Sie haben u.a. in Sozialdiensten für Überlebende der Schoa und NS-Zwangsarbeiterinnen, in jüdischen Vereinen und Institutionen, in Gedenkstätten für ehemalige Konzentrations- und Vernichtungslager und in Projekten mit Kindern und Jugendlichen mit psychischen und physischen Beeinträchtigungen gearbeitet. Unter den AFS-Freiwilligen sind auch zwei Sachsen, die in Israel und in den Niederlanden Dienst taten.
Die Teilnehmer sind in der Dresdner Jugendherberge untergebracht, wo sie gleich gegenüber im Theater Wechselbad (Maternistraße 17) zu Seminaren und Gesprächsrunden zusammenkommen. Allerdings werden die Teilnehmer auch viel in Dresden und Umgebung unterwegs sein, um christliche Gemeinden, die jüdische Gemeinde und das muslimische Zentrum zu besuchen. Außerdem besuchen sie das St. Benno-Gymnasium und viele andere Orte, darunter Gedenkstätten der Region.

Am Sonntag sind in jeweils kleineren Gruppen Besuche in evangelisch-lutherischen Kirchgemeinden vorgesehen. Nach dem Gottesdienst wird es für die AFS-Freiwilligen beim Kirchencafé Gelegenheit geben, über ihre Erfahrungen im Freiwilligen-Einsatz zu sprechen. Nach dem Seminar in Dresden kehren die Freiwilligen in ihre Heimatorte zurück.

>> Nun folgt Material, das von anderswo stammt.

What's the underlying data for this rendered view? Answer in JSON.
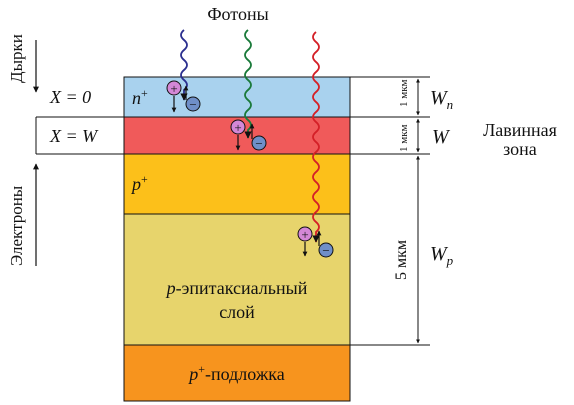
{
  "title": "Фотоны",
  "side_labels": {
    "holes": "Дырки",
    "electrons": "Электроны"
  },
  "x_labels": {
    "x0": "X = 0",
    "xw": "X = W"
  },
  "layers": {
    "n_plus": {
      "label": "n",
      "sup": "+",
      "color": "#a9d2ee"
    },
    "avalanche": {
      "color": "#f05a5a"
    },
    "p_plus": {
      "label": "p",
      "sup": "+",
      "color": "#fcc01a"
    },
    "p_epi": {
      "label_line1_ital": "p",
      "label_line1": "-эпитаксиальный",
      "label_line2": "слой",
      "color": "#e7d46c"
    },
    "substrate": {
      "label_ital": "p",
      "sup": "+",
      "label": "-подложка",
      "color": "#f7941e"
    }
  },
  "dimensions": {
    "wn_thickness": "1 мкм",
    "w_thickness": "1 мкм",
    "wp_thickness": "5 мкм"
  },
  "width_labels": {
    "wn": {
      "main": "W",
      "sub": "n"
    },
    "w": {
      "main": "W"
    },
    "wp": {
      "main": "W",
      "sub": "p"
    }
  },
  "zone_label": {
    "line1": "Лавинная",
    "line2": "зона"
  },
  "photon_colors": [
    "#2b2f8f",
    "#1a7a3a",
    "#d42027"
  ],
  "charge_colors": {
    "hole": "#d487d6",
    "electron": "#6f8fc8"
  },
  "charge_symbols": {
    "hole": "+",
    "electron": "−"
  }
}
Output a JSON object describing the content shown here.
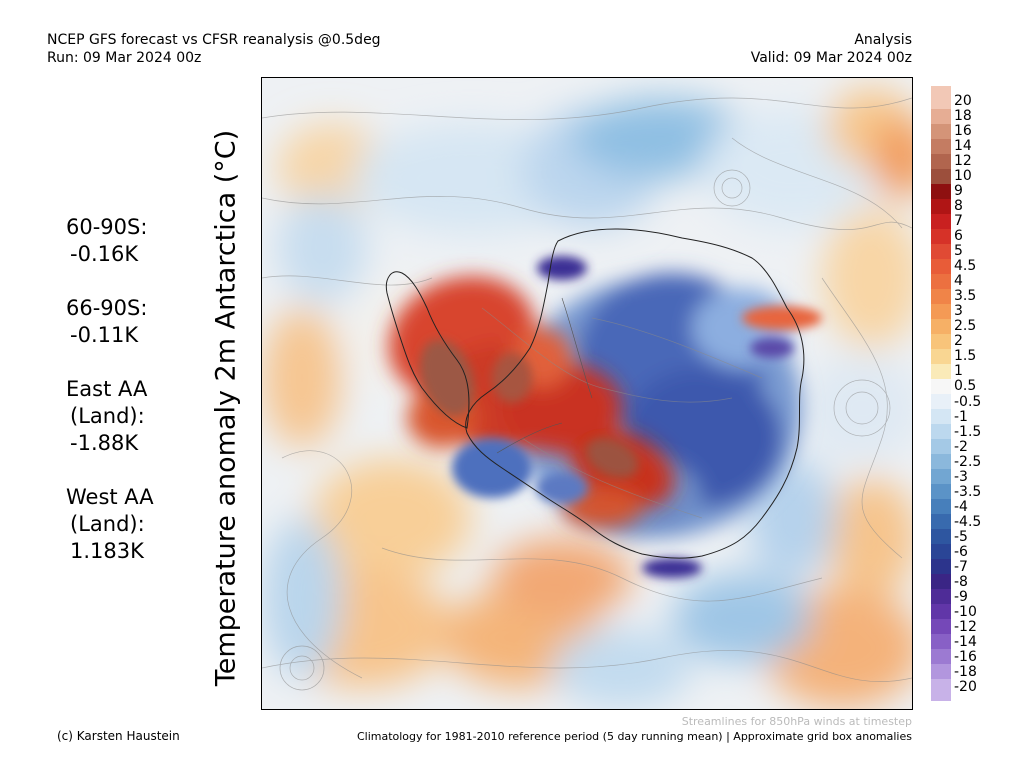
{
  "header": {
    "title_line1": "NCEP GFS forecast vs CFSR reanalysis @0.5deg",
    "title_line2": "Run: 09 Mar 2024 00z",
    "right_line1": "Analysis",
    "right_line2": "Valid: 09 Mar 2024 00z"
  },
  "axis_label": "Temperature anomaly 2m Antarctica (°C)",
  "stats": [
    {
      "label": "60-90S:",
      "value": "-0.16K"
    },
    {
      "label": "66-90S:",
      "value": "-0.11K"
    },
    {
      "label": "East AA",
      "label2": "(Land):",
      "value": "-1.88K"
    },
    {
      "label": "West AA",
      "label2": "(Land):",
      "value": "1.183K"
    }
  ],
  "colorbar": {
    "levels": [
      "20",
      "18",
      "16",
      "14",
      "12",
      "10",
      "9",
      "8",
      "7",
      "6",
      "5",
      "4.5",
      "4",
      "3.5",
      "3",
      "2.5",
      "2",
      "1.5",
      "1",
      "0.5",
      "-0.5",
      "-1",
      "-1.5",
      "-2",
      "-2.5",
      "-3",
      "-3.5",
      "-4",
      "-4.5",
      "-5",
      "-6",
      "-7",
      "-8",
      "-9",
      "-10",
      "-12",
      "-14",
      "-16",
      "-18",
      "-20"
    ],
    "colors": [
      "#f2c8b6",
      "#e6ad94",
      "#d49478",
      "#c47c62",
      "#b1654e",
      "#9c4f3c",
      "#8e1010",
      "#b01515",
      "#c92020",
      "#d63228",
      "#e04a34",
      "#e85c38",
      "#ec7040",
      "#f08448",
      "#f49a55",
      "#f6b066",
      "#f8c47a",
      "#f9d692",
      "#faeab8",
      "#f7f7f7",
      "#e8f0f8",
      "#d4e6f4",
      "#bcd8ee",
      "#a4c9e6",
      "#8bb8dc",
      "#72a6d2",
      "#5b93c7",
      "#477fbb",
      "#386aae",
      "#2e56a0",
      "#2a4596",
      "#2c348c",
      "#3a2585",
      "#4e2c97",
      "#6136a8",
      "#7548b8",
      "#8860c6",
      "#9c7ad2",
      "#b296de",
      "#c8b2e8"
    ]
  },
  "footer": {
    "note": "Streamlines for 850hPa winds at timestep",
    "credit": "(c) Karsten Haustein",
    "climatology": "Climatology for 1981-2010 reference period (5 day running mean) | Approximate grid box anomalies"
  }
}
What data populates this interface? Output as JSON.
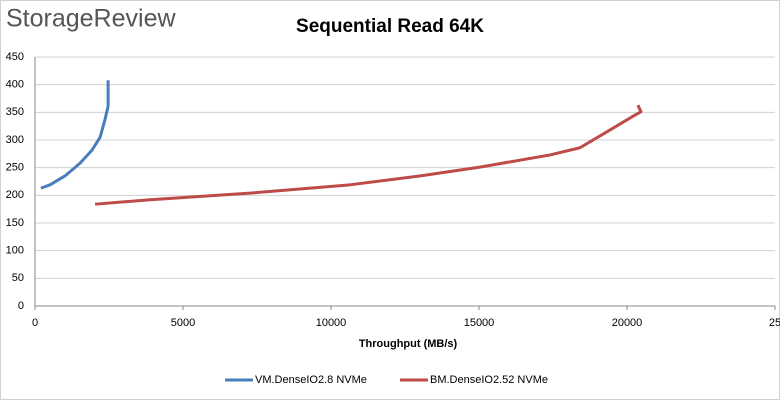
{
  "logo": "StorageReview",
  "chart_data": {
    "type": "line",
    "title": "Sequential Read 64K",
    "x_label": "Throughput (MB/s)",
    "xlim": [
      0,
      25000
    ],
    "xticks": [
      0,
      5000,
      10000,
      15000,
      20000,
      {
        "value": 25000,
        "label": "25"
      }
    ],
    "ylim": [
      0,
      450
    ],
    "yticks": [
      0,
      50,
      100,
      150,
      200,
      250,
      300,
      350,
      400,
      450
    ],
    "grid": true,
    "legend": "bottom",
    "series": [
      {
        "name": "VM.DenseIO2.8 NVMe",
        "color": "#4a7ebb",
        "x": [
          200,
          510,
          1010,
          1520,
          1930,
          2200,
          2360,
          2470,
          2470,
          2470
        ],
        "values": [
          213,
          219,
          235,
          258,
          282,
          305,
          336,
          361,
          381,
          408
        ]
      },
      {
        "name": "BM.DenseIO2.52 NVMe",
        "color": "#be4b48",
        "x": [
          2030,
          3890,
          7260,
          10640,
          12990,
          15030,
          17400,
          18410,
          19420,
          20270,
          20470,
          20370
        ],
        "values": [
          184,
          192,
          204,
          219,
          235,
          251,
          273,
          286,
          318,
          345,
          351,
          363
        ]
      }
    ]
  }
}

Jährlich entsendet Aktion Sühnezeichen Friedensdienste rund 180 Freiwillige in soziale und politische Projekte in 13 Länder in Ost-, West- und Mitteleuropa sowie die USA und Israel. Wehrdienstverweigerer können ihren zivilen Friedensdienst als Anderen Dienst im Ausland bei ASF absolvieren, darüber hinaus werden ASF-Freiwillige durch das „weltwärts“-Programm des BMZ oder als FSJ im Ausland gefördert.